In March 2016, a three-member panel of the High Court scrapped a petition to remove the 1988 amendment that had made Islam the state religion, but without offering an explanation. Leaders of the conservative Hefazat-e-Islam group had attended the proceeding after threatening to cripple the country with protests if the court stripped Islam of its standing as the state religion.

‘Political reality’

Khalid Mahmud Chowdhury, an AL organizing secretary, told BenarNews that Razzak should not have made a sensitive comment without the party’s approval.

“Where did he get it? If he was a mature politician, he would not talk like this. Making Islam as the state religion does not ideally fit with the Awami League’s party policy of secularism, but we have to do it for political reality,” he said.

Explaining what he meant by “political reality,” he said the opposition Bangladesh Nationalist Party (BNP) along with Jamaat-e-Islami and other conservative Islamic parties would brand AL as anti-Islam and pro-atheist party if it changed Islam’s official status.

AL platform stresses secularism

Razzak is the second top-ranking AL member to face criticism from his party for talking against Islam.

In September 2014, former Telecom Minister Abdul Latif Siddiqui went to jail for criticizing Islam and the Hajj pilgrimage to Mecca.  He resigned from the party and gave up his seat in parliament after the AL suspended him for his comments.

The suspension occurred even though the AL’s charter stipulated secularism, Professor Ataur Rahman, a former president of the Political Science Alumni Association of Bangladesh, told BenarNews.
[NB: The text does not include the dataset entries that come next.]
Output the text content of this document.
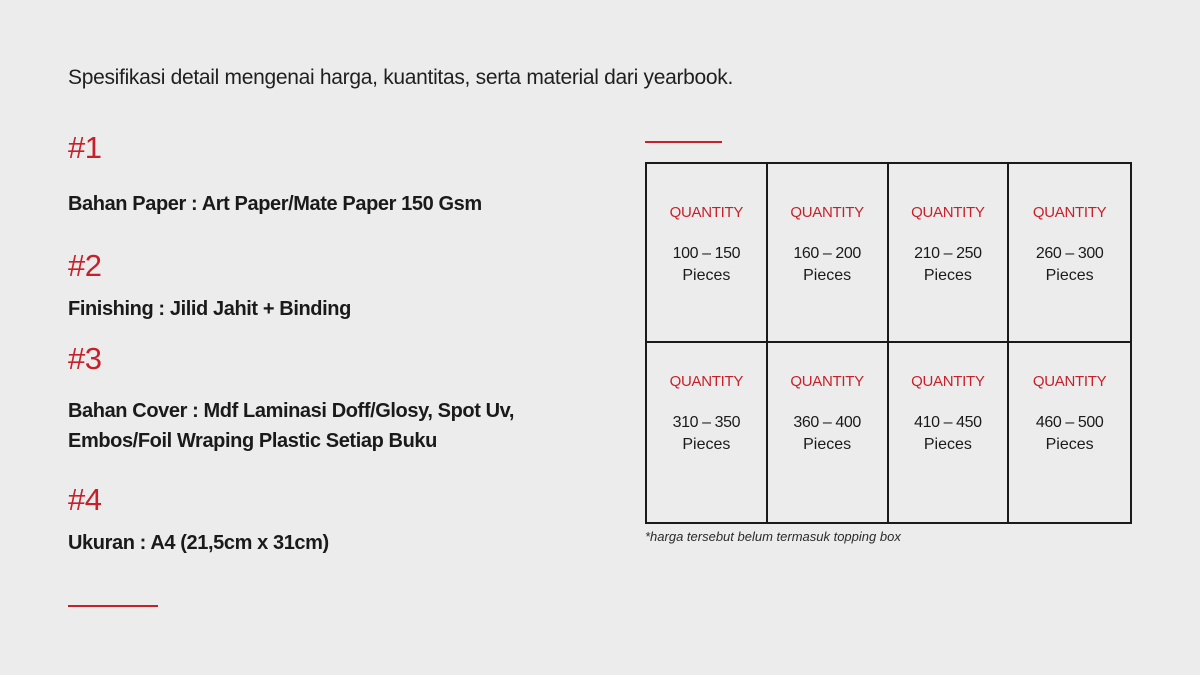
Spesifikasi detail mengenai harga, kuantitas, serta material dari yearbook.
#1
Bahan Paper : Art Paper/Mate Paper 150 Gsm
#2
Finishing : Jilid Jahit + Binding
#3
Bahan Cover : Mdf Laminasi Doff/Glosy, Spot Uv,
Embos/Foil Wraping Plastic Setiap Buku
#4
Ukuran : A4 (21,5cm x 31cm)
QUANTITY
100 – 150
Pieces
QUANTITY
160 – 200
Pieces
QUANTITY
210 – 250
Pieces
QUANTITY
260 – 300
Pieces
QUANTITY
310 – 350
Pieces
QUANTITY
360 – 400
Pieces
QUANTITY
410 – 450
Pieces
QUANTITY
460 – 500
Pieces
*harga tersebut belum termasuk topping box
“But the Awami League is not working to uphold secularism at all. They are trying to brand themselves as more Islamic than the Jamaat-e-Islami and the BNP,” the Dhaka University political science teacher said.

“And what I can assert is that the Awami League will be using Islam to get maximum political mileage out of Islam. This policy is nothing but a political expediency. They are well aware that the people may take to the street in case they talk against Islam,” Rahman added.

Shahriar Sharif in Dhaka contributed to this report.